María Teresa
7/2/2021
Una noche, siendo un niño, fui a hacerle la visita a mi madrina, Zoila Muñoz, a su casa de la calle Escobar entre Lagunas y Ánimas. Era uno de esos viejos caserones de dos pisos del barrio de San Leopoldo, donde vivía una buena parte de la clase media negra de La Habana. Mi madrina era una mulata que, como se decía en ese tiempo, vivía bien. Tenía dos hijas fiesteras y simpáticas: Lidia y Nené y una nieta de mi edad que se llamaba Yarita por el Grito de Yara. Mi madrina que era viuda, disfrutaba de una muy buena pensión del que fuera su esposo y aunque yo vivía en una de esas casonas no muy lejos de allí, nunca había visto una sala del tamaño de aquella casa.

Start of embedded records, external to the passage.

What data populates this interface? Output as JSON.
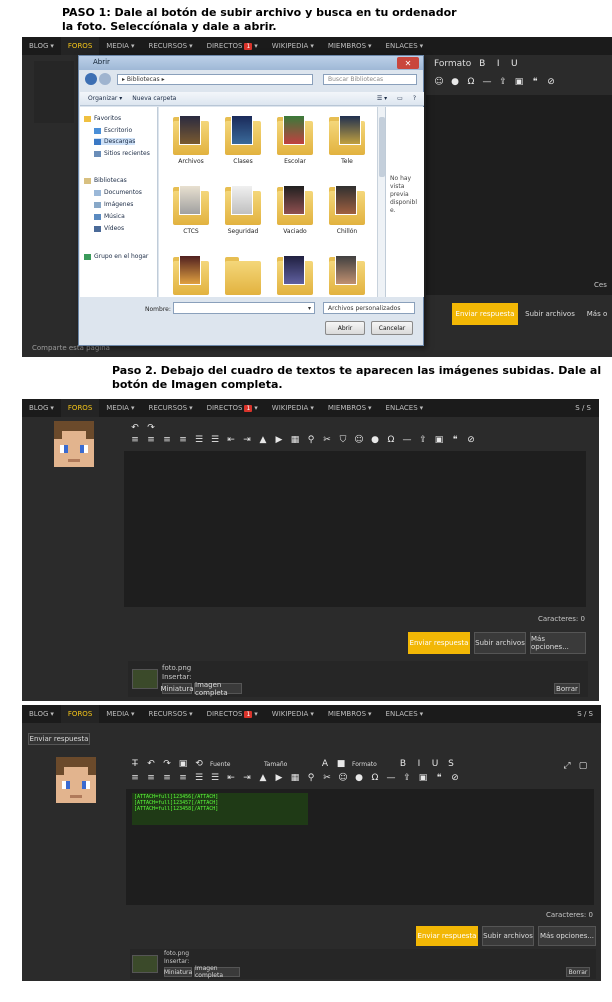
{
  "step1": {
    "caption_line1": "PASO 1: Dale al botón de subir archivo y busca en tu ordenador",
    "caption_line2": "la foto. Seleccíónala y dale a abrir."
  },
  "step2": {
    "caption_line1": "Paso 2. Debajo del cuadro de textos te aparecen las imágenes subidas. Dale al",
    "caption_line2": "botón de Imagen completa."
  },
  "nav": {
    "blog": "BLOG",
    "foros": "FOROS",
    "media": "MEDIA",
    "recursos": "RECURSOS",
    "directos": "DIRECTOS",
    "directos_badge": "1",
    "wikipedia": "WIKIPEDIA",
    "miembros": "MIEMBROS",
    "enlaces": "ENLACES",
    "account_short": "S / S"
  },
  "panel1": {
    "share_text": "Comparte esta página",
    "enviar": "Enviar respuesta",
    "subir": "Subir archivos",
    "mas": "Más o",
    "side_right": "Ces",
    "toolbar_format": "Formato"
  },
  "dialog": {
    "title": "Abrir",
    "address": "▸ Bibliotecas ▸",
    "search_placeholder": "Buscar Bibliotecas",
    "organize": "Organizar ▾",
    "new_folder": "Nueva carpeta",
    "nav_items": [
      "Favoritos",
      "Escritorio",
      "Descargas",
      "Sitios recientes",
      "Bibliotecas",
      "Documentos",
      "Imágenes",
      "Música",
      "Vídeos",
      "Grupo en el hogar"
    ],
    "folders": [
      "Archivos",
      "Clases",
      "Escolar",
      "Tele",
      "CTCS",
      "Seguridad",
      "Vaciado",
      "Chillón",
      "",
      "",
      "",
      ""
    ],
    "preview_note": "No hay vista previa disponible.",
    "filename_label": "Nombre:",
    "filetype": "Archivos personalizados",
    "open_btn": "Abrir",
    "cancel_btn": "Cancelar"
  },
  "panel2": {
    "chars": "Caracteres: 0",
    "enviar": "Enviar respuesta",
    "subir": "Subir archivos",
    "mas": "Más opciones...",
    "file_name": "foto.png",
    "file_sub": "Insertar:",
    "miniatura": "Miniatura",
    "imagen_completa": "Imagen completa",
    "borrar": "Borrar"
  },
  "panel3": {
    "tab_label": "Enviar respuesta",
    "font_name": "Fuente",
    "font_size": "Tamaño",
    "format": "Formato",
    "chars": "Caracteres: 0",
    "enviar": "Enviar respuesta",
    "subir": "Subir archivos",
    "mas": "Más opciones...",
    "file_name": "foto.png",
    "file_sub": "Insertar:",
    "miniatura": "Miniatura",
    "imagen_completa": "Imagen completa",
    "borrar": "Borrar",
    "code_lines": [
      "[ATTACH=full]123456[/ATTACH]",
      "[ATTACH=full]123457[/ATTACH]",
      "[ATTACH=full]123458[/ATTACH]"
    ]
  },
  "colors": {
    "accent": "#f2b705",
    "nav_bg": "#1b1b1b",
    "panel_bg": "#2b2b2b",
    "editor_bg": "#1e1e1e"
  }
}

Mi madrina Zoila era devota de la Caridad del Cobre y aquella noche era día de la Caridad.
Como todos los años ella daba una gran fiesta con muchos invitados entre ellos músicos y compositores amigos suyos. Pero aquel festejo se demoraba en comenzar y era porque faltaba alguien a quien se debía esperar. Ella me llevaba de la mano por toda la casa que tenía una cuadra de largo y en la saleta, donde estaba la escalera, se detenía a mirar.
La casa ya estaba muy llena cuando vinieron a avisarle que había llegado la que faltaba. Mi madrina bajó varios escalones, no lo había hecho con nadie, y vi el rostro risueño de María Teresa Vera. Llevaba en la mano un estuche con su guitarra y venía acompañada de sus músicos. Besó a Zoila, me besó a mí y me apretó contra su cuerpo. Subimos juntos los tres escalones de la gran casa. Aquello estalló en un aplauso y ella, ya muy canosa, sin maquillaje, con los labios sin pintura y un vestido que contrastaba con la elegancia de mi madrina, se persignó ante el gran altar de la virgen y comenzó a cantar.
Han pasado muchos años. Aquellas mulatas de Escobar ya no existen. Pero queda aquel recuerdo, aquellos acordes tocados por la dama más grande de la trova cubana.